There’s a bunch of other stuff out there on understanding your own psychology. Basically, know what works for you and head that way rather than being blown around.
Be ready for resistance
You can save yourself a lot of confused questioning by understanding that not all parts of your mind are pulling in the same direction.
There is an internal force, most often called resistance, that seems to sabotage us when we try something bold and new. I’ve also seen it called the gremlin or top dog.
It generates self-talk that tells us we’re not good enough, who are we to do this, it’s bound to fail so why bother, and so on.
Nick Williams’ book Resisting Your Soul is a good easy-read round up of this. He draws from perhaps the core work on it, The War of Art by Steven Pressfield. (Those are affiliate links.) Lots of other folks have written about it too.
Resistance is actually a system for keeping us safe, but like some of our other old programming it applies itself badly for today’s world.
It sees stress and social disapproval as threats, and all it knows how to do is avoid threats. Unfortunately we seem to keep running toward them! So it uses a mixture of manipulation and brute force to try to keep us small and out of harm’s way.
As Pressfield says so eloquently, resistance can be very nasty and it never goes away. It doesn’t care how much it hurts our dreams or confidence in pursuit of its goal. The more we try to create great stuff and expand our limits, the more it rises against us. The ‘war of art’ is about the fierce persistence to push through anyway.
I’m sorry if that’s a bit of a downer! The point of saying it is this. If you experience resistance without knowing what it is, you’re likely to buy into it and go down its path. But if you have that awareness, you can say, ‘Oh, there’s that resistance again’, and choose not to invest in it.
Actually it’s not quite that simple, because sometimes you’re sending yourself a message that you genuinely don’t want to do a thing. Developing the intuition to tell the difference is a project of years.
But in the meantime, if you find your internal talk is attacking your self-worth and stopping you in your tracks, you can protect yourself by putting it in perspective.
Find a group – then find another
It’s really helpful to find a collection of people who’ll support you as you try to move forward. In person, ideally – not just online, though that’s useful too.
You want people who you have something in common with, who are in the neighbourhood of the same sort of questions as you, who are kind and open-hearted. You can share your problems in confidence and cheer each other on.

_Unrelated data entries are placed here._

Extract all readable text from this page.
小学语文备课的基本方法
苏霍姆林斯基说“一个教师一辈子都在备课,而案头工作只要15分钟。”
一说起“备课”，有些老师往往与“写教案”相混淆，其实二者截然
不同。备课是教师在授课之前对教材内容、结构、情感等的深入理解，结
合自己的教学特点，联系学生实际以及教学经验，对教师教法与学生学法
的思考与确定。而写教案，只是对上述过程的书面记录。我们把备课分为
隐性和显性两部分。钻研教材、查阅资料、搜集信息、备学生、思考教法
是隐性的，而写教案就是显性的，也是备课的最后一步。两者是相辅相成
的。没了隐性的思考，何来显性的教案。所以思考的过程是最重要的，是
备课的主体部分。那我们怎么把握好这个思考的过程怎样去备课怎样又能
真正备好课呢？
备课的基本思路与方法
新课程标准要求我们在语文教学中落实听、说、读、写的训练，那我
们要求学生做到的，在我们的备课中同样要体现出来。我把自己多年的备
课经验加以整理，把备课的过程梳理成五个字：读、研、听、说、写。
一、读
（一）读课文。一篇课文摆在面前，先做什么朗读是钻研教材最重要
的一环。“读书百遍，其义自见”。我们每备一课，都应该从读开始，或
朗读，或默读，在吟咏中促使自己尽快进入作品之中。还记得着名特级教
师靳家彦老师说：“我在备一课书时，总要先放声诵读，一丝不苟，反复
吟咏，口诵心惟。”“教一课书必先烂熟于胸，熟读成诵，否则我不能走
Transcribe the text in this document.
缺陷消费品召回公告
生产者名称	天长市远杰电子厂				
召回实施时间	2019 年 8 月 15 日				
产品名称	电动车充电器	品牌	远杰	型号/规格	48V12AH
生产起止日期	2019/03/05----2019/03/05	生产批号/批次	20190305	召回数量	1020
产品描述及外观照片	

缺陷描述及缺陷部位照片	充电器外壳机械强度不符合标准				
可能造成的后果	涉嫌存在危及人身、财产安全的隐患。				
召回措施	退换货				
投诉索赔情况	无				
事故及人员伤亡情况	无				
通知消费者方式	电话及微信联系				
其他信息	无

I was lucky to find a group like that at the time I needed it. It helped me a lot. It’s just wound up, having reached a natural end.
But, with that hindsight again, I made a mistake with it. I felt safe, and I stopped there.
My suggestion is that you’re looking for a group to get you to the next level of adventure, where you can open out further.
Maybe you need to heal or integrate stuff, which means a period in recovery mode with low activity and lots of support. But you’re doing that so that you’ll be able to stretch again.
Each group has its own nature. Some will be for you for a long time, and some for a short time. Some you’ll engage with deeply; others might just be a source of skills or contacts. The people you meet along the way, likewise. Hopefully you’ll form lasting friendships, as I did.
Do always engage honestly, and make sure your energy can sustain real interactions that will help others as well as yourself.
Wrapping up
If you’re in the early stages of exploring your self and your contribution – or spiralling round to look at it again from a more experienced perspective – you’ve got enough soul-searching to do and hurdles to jump.
If you can get through parts of the learning journey quickly and put yourself in a stronger position, you’ll be better for it. And the rest of us can benefit from your gifts all the sooner, and see you happier doing it.